Question

Conductivity of a photodiode starts changing only if the wavelength of incident light is less than 660 nm. The band gap of the photodiode is found to be \[\frac{X}{8} \, \text{eV}.\]The value of $X$ is:\text{(Given, $h = 6.6 \times 10^{-34} \, \text{Js}$, $e = 1.6 \times 10^{-19} \, \text{C}$)}

• A. 15
• B. 11
• C. 13
• D. 21

Answer 1

The Correct Option is A

The band gap energy, represented by \(X\), of the photodiode is determined by the wavelength of light at which its conductivity begins to change, specifically when illuminated with light having a wavelength less than 660 nm.

The relationship between photon energy \(E\) and its wavelength \(\lambda\) is defined by the equation:

\(E = \frac{hc}{\lambda}\)

The constants and values used are:

• Planck's constant, \(h = 6.6 \times 10^{-34} \, \text{Js}\).
• The speed of light in a vacuum, \(c = 3 \times 10^8 \, \text{m/s}\).
• The incident light wavelength, \(\lambda = 660 \times 10^{-9} \, \text{m}\).

Substituting these values into the formula yields:

\(E = \frac{6.6 \times 10^{-34} \times 3 \times 10^8}{660 \times 10^{-9}}\)

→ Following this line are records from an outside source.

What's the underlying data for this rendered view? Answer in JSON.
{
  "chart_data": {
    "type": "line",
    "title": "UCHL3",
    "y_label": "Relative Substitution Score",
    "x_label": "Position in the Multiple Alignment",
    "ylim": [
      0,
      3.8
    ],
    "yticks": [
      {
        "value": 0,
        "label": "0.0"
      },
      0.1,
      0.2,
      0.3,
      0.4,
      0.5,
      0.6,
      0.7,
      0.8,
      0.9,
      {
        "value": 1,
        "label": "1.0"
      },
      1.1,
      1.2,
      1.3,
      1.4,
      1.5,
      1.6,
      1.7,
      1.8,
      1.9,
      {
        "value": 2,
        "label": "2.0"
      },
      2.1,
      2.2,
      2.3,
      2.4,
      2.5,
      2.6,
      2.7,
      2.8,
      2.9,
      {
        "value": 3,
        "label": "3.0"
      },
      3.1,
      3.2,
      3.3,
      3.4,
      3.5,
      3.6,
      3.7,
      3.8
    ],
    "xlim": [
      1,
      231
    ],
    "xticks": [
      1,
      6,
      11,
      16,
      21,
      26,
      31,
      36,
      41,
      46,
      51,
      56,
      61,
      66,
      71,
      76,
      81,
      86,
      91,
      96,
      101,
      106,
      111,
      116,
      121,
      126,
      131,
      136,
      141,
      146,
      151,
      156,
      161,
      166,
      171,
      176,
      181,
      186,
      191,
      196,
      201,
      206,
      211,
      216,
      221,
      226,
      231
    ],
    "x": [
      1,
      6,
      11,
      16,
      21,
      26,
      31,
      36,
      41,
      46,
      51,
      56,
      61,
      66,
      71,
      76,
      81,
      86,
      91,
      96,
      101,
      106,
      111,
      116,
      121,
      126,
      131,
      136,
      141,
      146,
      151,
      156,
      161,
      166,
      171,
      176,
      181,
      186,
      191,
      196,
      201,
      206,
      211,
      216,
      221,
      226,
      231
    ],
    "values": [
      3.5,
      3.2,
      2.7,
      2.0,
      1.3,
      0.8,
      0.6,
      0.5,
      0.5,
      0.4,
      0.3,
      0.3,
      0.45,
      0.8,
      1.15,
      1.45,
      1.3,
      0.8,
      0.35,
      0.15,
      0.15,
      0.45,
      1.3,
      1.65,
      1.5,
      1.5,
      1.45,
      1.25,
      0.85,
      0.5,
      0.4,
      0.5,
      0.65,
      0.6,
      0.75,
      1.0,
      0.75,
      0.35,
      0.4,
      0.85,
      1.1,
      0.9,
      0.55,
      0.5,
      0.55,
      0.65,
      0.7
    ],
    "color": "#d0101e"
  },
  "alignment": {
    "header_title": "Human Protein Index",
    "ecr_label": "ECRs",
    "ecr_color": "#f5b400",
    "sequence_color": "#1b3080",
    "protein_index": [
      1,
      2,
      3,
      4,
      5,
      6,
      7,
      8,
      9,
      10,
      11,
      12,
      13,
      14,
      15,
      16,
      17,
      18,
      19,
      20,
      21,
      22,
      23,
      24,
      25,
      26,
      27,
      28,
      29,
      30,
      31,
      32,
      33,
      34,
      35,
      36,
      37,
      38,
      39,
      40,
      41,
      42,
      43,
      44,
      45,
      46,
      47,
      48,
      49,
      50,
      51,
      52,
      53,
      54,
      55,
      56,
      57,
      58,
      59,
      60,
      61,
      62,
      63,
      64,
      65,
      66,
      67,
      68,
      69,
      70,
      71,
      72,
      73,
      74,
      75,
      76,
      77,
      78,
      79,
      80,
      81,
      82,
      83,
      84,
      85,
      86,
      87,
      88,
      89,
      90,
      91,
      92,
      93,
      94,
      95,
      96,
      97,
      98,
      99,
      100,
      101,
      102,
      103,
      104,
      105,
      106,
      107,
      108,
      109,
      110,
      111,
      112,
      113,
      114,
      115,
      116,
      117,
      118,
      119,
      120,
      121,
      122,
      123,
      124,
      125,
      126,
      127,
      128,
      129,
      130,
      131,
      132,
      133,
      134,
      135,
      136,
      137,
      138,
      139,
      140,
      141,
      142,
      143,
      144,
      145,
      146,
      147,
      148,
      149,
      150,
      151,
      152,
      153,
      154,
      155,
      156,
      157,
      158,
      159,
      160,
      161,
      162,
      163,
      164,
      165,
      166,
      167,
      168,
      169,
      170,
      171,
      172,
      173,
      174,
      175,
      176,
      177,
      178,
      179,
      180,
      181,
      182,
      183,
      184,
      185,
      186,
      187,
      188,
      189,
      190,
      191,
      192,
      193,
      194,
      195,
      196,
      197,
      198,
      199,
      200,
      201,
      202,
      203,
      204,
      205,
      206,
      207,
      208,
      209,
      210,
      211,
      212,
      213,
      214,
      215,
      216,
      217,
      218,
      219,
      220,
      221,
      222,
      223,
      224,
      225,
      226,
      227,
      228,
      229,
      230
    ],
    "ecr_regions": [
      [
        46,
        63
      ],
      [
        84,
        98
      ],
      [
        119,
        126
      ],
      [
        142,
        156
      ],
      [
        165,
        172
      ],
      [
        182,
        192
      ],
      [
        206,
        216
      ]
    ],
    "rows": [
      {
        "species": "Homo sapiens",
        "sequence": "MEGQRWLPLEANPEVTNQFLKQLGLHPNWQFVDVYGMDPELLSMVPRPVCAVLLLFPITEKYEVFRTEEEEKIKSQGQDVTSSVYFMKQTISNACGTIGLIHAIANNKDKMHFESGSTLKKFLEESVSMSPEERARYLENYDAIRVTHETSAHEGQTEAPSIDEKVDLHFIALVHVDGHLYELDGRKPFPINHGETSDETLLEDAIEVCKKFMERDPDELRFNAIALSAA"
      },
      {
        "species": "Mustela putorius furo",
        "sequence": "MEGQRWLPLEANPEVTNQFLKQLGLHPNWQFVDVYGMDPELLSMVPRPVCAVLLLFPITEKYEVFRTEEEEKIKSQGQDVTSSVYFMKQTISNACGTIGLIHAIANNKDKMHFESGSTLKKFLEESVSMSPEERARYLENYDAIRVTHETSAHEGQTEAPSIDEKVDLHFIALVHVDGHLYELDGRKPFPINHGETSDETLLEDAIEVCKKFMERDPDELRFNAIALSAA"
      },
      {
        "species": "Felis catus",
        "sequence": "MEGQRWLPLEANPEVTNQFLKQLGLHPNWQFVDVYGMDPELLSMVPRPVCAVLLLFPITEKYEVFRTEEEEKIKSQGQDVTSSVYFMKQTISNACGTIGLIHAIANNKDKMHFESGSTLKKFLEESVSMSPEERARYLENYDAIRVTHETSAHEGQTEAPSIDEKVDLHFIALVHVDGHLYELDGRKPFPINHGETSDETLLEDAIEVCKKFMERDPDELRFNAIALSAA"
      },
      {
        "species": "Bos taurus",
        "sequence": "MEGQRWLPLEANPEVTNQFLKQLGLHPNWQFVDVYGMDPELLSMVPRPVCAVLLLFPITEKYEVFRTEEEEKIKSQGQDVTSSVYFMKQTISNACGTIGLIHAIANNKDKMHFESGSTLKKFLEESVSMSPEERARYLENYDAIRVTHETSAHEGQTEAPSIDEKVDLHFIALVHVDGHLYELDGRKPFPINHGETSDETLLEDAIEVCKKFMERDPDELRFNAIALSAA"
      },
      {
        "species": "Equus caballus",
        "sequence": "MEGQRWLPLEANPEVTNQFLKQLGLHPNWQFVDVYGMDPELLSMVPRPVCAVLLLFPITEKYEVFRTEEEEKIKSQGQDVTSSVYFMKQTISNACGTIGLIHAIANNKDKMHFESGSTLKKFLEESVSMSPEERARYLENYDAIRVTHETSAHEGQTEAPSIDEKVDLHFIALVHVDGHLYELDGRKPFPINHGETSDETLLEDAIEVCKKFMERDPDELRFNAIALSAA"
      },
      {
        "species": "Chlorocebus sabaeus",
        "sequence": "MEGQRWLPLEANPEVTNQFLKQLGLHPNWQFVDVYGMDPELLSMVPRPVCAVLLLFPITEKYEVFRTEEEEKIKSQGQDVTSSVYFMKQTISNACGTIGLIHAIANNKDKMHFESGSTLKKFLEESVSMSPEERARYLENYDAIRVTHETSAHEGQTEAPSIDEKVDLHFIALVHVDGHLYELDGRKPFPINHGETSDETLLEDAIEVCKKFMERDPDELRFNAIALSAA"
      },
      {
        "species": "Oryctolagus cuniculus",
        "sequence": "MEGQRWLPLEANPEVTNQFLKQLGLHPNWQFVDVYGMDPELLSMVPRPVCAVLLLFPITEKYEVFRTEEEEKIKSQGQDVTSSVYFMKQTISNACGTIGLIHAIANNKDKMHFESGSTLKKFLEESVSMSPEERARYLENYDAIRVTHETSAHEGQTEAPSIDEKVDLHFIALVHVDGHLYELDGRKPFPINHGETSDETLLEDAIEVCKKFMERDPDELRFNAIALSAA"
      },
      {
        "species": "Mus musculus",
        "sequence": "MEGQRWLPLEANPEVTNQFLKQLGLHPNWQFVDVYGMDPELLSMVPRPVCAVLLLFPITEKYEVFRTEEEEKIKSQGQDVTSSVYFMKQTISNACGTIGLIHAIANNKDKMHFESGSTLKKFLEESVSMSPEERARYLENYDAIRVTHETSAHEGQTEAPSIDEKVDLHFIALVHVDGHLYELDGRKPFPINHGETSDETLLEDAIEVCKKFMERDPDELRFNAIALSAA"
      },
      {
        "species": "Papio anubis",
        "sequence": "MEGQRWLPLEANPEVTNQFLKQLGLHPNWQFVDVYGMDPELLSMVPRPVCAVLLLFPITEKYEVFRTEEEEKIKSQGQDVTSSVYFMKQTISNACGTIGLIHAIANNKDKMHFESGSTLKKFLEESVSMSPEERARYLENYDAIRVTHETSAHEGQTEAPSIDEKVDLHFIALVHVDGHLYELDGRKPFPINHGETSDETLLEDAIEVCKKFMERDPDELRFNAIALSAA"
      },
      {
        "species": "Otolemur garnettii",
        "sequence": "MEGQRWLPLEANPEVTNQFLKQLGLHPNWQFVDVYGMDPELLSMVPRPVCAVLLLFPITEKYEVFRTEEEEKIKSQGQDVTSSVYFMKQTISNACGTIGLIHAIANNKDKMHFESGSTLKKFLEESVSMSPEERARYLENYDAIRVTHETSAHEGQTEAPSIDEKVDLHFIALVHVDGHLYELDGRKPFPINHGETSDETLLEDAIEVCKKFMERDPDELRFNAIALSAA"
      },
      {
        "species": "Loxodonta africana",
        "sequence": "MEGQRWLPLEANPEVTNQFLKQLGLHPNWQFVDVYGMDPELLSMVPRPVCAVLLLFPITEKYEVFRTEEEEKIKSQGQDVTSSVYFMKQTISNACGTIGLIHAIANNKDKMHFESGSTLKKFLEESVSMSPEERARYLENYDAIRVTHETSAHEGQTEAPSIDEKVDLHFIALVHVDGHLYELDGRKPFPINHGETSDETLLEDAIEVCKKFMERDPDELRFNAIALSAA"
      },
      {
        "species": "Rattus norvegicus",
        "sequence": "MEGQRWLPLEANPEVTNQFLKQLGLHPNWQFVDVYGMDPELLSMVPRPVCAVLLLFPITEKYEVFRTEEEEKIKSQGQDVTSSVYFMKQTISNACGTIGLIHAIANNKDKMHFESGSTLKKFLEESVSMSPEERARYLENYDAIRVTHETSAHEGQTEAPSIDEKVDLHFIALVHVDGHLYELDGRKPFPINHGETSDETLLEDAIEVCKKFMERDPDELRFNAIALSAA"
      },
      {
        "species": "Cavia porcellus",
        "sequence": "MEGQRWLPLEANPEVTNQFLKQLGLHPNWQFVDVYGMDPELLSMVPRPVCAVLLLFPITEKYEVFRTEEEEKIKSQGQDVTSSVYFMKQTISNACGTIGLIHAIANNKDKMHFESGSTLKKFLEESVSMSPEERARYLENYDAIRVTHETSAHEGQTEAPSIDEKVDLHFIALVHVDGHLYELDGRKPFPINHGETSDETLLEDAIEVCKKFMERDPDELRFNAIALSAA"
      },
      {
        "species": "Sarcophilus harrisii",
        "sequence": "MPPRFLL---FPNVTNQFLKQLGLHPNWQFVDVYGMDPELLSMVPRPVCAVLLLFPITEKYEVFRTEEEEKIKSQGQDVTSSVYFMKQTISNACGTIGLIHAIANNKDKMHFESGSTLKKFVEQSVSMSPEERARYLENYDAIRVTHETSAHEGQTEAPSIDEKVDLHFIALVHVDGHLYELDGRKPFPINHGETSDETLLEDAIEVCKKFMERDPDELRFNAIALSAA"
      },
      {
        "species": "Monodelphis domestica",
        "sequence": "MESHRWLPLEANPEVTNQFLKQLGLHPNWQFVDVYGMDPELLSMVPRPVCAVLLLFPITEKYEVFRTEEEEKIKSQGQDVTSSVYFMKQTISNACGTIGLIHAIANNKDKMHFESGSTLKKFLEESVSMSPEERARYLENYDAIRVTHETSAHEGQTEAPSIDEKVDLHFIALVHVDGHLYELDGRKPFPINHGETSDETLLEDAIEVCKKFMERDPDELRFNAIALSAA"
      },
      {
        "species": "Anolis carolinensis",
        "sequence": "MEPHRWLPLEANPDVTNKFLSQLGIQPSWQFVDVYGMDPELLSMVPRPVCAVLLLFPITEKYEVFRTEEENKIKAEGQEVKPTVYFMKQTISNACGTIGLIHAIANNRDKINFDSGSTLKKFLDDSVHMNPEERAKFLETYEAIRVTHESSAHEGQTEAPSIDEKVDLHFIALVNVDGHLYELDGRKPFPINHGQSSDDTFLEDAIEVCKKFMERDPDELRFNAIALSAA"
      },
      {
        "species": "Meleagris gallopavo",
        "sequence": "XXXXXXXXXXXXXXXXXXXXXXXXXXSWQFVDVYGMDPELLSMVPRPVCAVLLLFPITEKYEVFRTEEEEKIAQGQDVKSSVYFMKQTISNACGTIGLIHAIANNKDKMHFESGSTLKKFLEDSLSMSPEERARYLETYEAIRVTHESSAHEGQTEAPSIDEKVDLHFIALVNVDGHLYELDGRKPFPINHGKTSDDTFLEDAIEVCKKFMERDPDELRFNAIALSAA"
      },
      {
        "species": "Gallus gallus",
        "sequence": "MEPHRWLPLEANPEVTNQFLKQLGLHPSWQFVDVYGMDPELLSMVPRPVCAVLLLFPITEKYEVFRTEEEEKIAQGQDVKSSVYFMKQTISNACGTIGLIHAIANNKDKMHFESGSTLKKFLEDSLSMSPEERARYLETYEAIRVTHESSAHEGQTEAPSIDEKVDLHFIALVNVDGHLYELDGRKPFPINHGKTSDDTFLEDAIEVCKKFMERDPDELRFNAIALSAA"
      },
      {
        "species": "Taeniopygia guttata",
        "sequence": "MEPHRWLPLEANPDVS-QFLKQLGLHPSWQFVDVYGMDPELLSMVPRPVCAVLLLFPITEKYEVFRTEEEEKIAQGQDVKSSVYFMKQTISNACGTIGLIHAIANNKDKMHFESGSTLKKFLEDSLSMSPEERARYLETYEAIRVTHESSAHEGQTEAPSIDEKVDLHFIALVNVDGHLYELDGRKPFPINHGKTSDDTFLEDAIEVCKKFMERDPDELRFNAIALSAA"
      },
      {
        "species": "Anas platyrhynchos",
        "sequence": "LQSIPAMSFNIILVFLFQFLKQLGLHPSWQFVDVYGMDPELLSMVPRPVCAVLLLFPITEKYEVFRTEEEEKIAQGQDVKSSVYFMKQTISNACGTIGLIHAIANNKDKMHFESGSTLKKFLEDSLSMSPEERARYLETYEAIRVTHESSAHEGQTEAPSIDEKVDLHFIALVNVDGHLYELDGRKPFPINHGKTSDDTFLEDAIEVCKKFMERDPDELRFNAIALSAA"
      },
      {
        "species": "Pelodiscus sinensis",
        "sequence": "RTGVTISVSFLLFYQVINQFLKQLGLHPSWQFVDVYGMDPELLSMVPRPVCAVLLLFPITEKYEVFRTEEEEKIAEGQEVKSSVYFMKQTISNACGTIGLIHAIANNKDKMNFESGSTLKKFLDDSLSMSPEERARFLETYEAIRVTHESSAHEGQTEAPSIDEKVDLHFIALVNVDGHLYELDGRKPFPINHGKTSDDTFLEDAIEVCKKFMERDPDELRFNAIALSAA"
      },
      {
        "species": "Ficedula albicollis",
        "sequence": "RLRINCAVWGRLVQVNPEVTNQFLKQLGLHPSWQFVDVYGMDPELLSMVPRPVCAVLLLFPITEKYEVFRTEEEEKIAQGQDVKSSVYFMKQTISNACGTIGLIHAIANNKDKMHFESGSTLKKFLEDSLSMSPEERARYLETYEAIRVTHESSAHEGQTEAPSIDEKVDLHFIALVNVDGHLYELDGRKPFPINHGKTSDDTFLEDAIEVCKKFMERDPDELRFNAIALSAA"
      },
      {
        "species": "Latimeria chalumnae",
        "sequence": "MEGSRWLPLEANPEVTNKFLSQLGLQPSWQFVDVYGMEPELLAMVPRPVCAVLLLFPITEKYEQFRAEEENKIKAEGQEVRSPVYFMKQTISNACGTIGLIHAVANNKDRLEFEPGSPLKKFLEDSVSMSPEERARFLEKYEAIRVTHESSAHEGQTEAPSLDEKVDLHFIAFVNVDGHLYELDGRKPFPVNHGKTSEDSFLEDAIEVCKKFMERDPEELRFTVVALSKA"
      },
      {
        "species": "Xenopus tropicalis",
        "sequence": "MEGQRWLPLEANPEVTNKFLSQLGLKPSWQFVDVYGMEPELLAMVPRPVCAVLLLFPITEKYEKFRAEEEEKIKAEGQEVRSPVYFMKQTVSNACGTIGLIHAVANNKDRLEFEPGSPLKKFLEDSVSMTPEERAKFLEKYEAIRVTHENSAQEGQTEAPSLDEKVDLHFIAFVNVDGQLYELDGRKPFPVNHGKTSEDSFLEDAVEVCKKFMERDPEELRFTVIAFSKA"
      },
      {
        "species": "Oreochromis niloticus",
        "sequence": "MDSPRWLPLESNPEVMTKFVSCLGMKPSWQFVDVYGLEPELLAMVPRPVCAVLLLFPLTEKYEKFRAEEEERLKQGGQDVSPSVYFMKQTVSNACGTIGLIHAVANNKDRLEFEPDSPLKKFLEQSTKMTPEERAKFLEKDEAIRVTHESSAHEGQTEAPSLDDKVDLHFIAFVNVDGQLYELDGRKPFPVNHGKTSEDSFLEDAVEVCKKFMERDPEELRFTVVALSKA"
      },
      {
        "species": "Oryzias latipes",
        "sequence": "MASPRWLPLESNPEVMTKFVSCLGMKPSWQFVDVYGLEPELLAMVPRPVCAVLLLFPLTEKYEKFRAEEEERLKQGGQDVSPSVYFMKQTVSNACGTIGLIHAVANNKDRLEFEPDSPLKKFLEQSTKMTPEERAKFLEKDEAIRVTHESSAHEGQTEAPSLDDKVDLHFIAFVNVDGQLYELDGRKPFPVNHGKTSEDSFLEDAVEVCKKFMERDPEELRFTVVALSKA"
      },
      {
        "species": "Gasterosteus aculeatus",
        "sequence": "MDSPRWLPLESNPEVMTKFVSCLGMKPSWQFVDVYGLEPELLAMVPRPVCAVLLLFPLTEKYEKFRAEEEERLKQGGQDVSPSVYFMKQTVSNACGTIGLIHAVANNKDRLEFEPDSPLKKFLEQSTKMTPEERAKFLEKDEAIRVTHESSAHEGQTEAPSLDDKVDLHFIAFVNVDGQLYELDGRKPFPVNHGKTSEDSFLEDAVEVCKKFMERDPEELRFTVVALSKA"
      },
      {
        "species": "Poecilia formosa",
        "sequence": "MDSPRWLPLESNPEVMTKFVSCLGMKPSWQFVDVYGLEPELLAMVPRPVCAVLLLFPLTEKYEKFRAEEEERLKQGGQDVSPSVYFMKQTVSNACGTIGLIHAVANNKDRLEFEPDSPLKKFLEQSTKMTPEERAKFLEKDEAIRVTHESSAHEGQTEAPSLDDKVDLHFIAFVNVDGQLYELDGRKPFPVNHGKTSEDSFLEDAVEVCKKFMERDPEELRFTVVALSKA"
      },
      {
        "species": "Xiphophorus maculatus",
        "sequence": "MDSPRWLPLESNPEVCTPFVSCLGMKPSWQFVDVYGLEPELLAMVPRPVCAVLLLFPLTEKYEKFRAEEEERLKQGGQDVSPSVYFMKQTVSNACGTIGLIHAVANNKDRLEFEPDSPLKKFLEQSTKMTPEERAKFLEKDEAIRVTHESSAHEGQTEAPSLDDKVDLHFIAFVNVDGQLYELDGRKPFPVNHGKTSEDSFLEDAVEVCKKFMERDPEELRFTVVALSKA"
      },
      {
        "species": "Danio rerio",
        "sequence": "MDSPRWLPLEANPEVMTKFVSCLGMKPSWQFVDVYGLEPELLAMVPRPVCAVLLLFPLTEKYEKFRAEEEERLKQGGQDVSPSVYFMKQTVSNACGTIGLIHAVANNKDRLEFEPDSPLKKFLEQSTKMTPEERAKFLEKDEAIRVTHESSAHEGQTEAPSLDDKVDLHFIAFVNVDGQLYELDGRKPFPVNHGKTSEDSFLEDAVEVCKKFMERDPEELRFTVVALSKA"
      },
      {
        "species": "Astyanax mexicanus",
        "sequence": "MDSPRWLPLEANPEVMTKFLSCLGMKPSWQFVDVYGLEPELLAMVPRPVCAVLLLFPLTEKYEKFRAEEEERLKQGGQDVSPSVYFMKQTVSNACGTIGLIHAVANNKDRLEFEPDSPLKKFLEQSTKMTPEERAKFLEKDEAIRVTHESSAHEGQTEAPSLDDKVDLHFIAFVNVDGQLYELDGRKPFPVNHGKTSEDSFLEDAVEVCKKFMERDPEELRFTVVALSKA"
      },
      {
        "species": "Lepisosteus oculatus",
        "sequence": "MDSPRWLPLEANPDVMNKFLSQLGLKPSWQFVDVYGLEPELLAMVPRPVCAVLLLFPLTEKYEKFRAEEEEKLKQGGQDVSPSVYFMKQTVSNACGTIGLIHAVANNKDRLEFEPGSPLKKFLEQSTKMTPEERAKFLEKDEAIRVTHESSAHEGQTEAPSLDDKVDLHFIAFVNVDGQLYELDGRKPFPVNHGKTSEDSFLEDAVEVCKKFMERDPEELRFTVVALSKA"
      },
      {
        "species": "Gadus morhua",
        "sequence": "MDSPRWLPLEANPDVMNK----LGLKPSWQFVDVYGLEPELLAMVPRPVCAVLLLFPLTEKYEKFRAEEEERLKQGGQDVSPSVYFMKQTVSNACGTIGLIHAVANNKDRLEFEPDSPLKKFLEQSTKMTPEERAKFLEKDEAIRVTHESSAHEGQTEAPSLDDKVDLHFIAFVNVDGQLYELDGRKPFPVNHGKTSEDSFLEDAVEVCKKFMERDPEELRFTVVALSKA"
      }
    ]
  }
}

The calculation proceeds as follows:

\(E = \frac{6.6 \times 3}{660} \times 10^{-34 + 8 + 9} \, \text{eV}\)

Simplification results in:

\(E = \frac{6.6 \times 3}{660} \times 10^{-17} \, \text{eV}\)

\(E = \frac{19.8}{660} \times 10^{-17} \, \text{eV}\)

\(E \approx 3.0 \times 10^{-19} \, \text{J}\)

To convert the energy from joules to electron volts, the conversion factor \(1 \, \text{eV} = 1.6 \times 10^{-19} \, \text{J}\) is applied:

\(E = \frac{3.0 \times 10^{-19}}{1.6 \times 10^{-19}} \, \text{eV}\)

\(E \approx 1.875 \, \text{eV}\)

Given that the band gap \(E_g\) is expressed as \(\frac{X}{8} \, \text{eV}\), we set the calculated energy equal to this expression to solve for \(X\):

\(\frac{X}{8} = 1.875\)

Solving for \(X\):

\(X = 1.875 \times 8 = 15\)

The value of \(X\) is determined to be 15. The correct answer is 15.